Since the Harvey Weinstein incident, sexual misconduct has come to the forefront of the American public’s attention. In less than two months, a horde of Hollywood directors, actors, and various affiliated personnel have been exposed for committing illegal sexual acts, including assault and pedophilia.
For the most part, everyone around the political spectrum condemns sexual misconduct in every form. This is perhaps best seen in wake of the recent allegations thrown against Roy Moore. Several Republican politicians, including John McCain, Mitt Romney, and Adam Kinzinger, have all publicly condemned Moore.
However, there is a part of this story that needs to be examined a little closer.
Vice President Mike Pence has a rule. In 2002, Pence told The Hill that, “he never eats alone with a woman other than his wife and that he won’t attend events featuring alcohol without her by his side.” This is a great exercise in fidelity and discipline, and should more public figures follow Moore’s example, they would find themselves lacking any sexual abuse allegations.

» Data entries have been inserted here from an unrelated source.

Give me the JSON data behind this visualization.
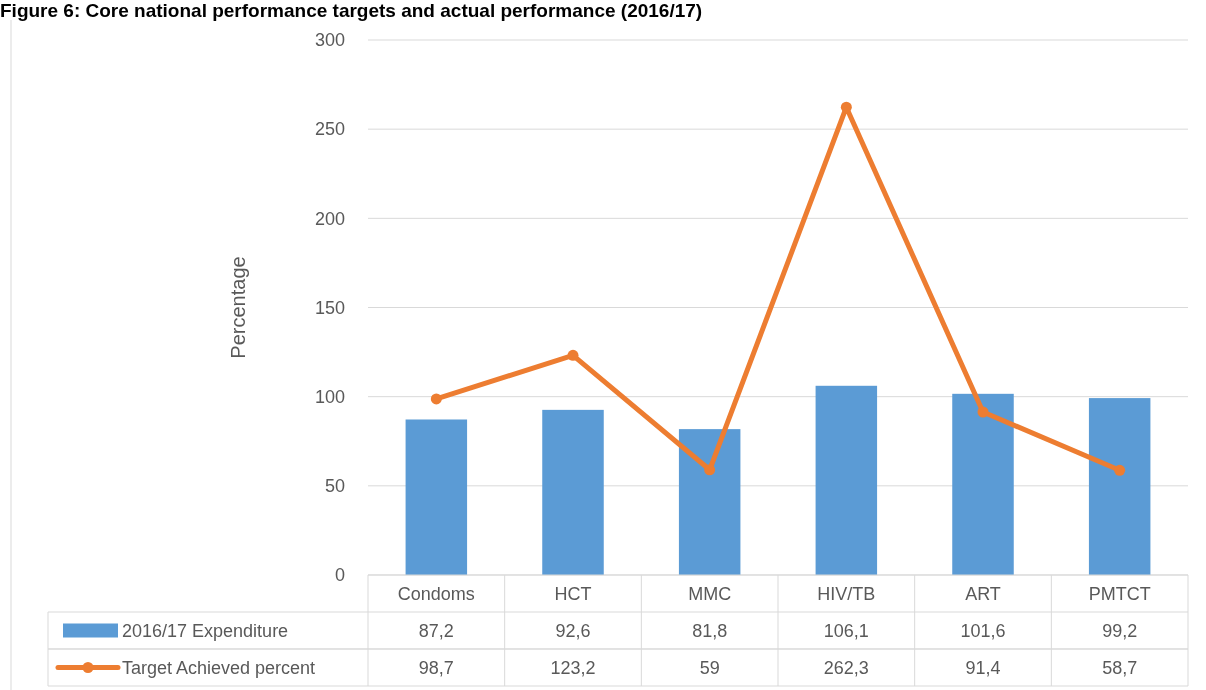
{
  "chart_data": {
    "type": "bar",
    "title": "Figure 6: Core national performance targets and actual performance (2016/17)",
    "ylabel": "Percentage",
    "categories": [
      "Condoms",
      "HCT",
      "MMC",
      "HIV/TB",
      "ART",
      "PMTCT"
    ],
    "series": [
      {
        "name": "2016/17 Expenditure",
        "color": "#5b9bd5",
        "values": [
          87.2,
          92.6,
          81.8,
          106.1,
          101.6,
          99.2
        ],
        "value_labels": [
          "87,2",
          "92,6",
          "81,8",
          "106,1",
          "101,6",
          "99,2"
        ]
      },
      {
        "name": "Target Achieved percent",
        "type": "line",
        "color": "#ed7d31",
        "marker": "circle",
        "values": [
          98.7,
          123.2,
          59,
          262.3,
          91.4,
          58.7
        ],
        "value_labels": [
          "98,7",
          "123,2",
          "59",
          "262,3",
          "91,4",
          "58,7"
        ]
      }
    ],
    "ylim": [
      0,
      300
    ],
    "yticks": [
      0,
      50,
      100,
      150,
      200,
      250,
      300
    ],
    "grid": "y",
    "legend": "bottom"
  }
}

Shortly, after the presidential election, Pence was heavily scrutinized for his “old-fashioned” character, and many on the progressive left began to virtue signal, as they do best. Many began to insist that Pence was a misogynist of sorts, or that he was actively trying to undermine women’s place in society by treating them differently on the basis of their gender. Yet, after the swarm of sexual abuse allegations that have emerged, Pence’s rule seems quite welcoming at this point.
And here lies the hypocrisy among the left. Radical feminists criticize Pence’s rule of not eating dinner with any woman except for his wife, and yet, they will likewise be outraged by scandals such as the many sexual abuse allegations making their rounds in Hollywood. There is no satisfying the demands of feminism, because feminism has no endgame. Feminism’s ultimate goal is to empower women by any means possible, and that includes forsaking the principles of equality.
Either we are doing too little, or too much. Either we are reserved fundamentalists, or rabid sex offenders. Or, at least, so goes the radical feminist narrative. From this type of projection, where feminists imagine every man in the world as their deplorable ex-boyfriend, it is understandable that women would inevitably victimize themselves with the viral hashtag #MeToo.
#MeToo is an example of the infantilization of femininity in Western society, whereby women are taught that they are victims of an unseen, abstract entity; that is, the Patriarchy. Through placing the blame of whatever predicament may have befallen them, feminism has engineered a type of religious following, whereby whosoever disagrees with the conclusions of such a belief system are socially shamed into ideological submission.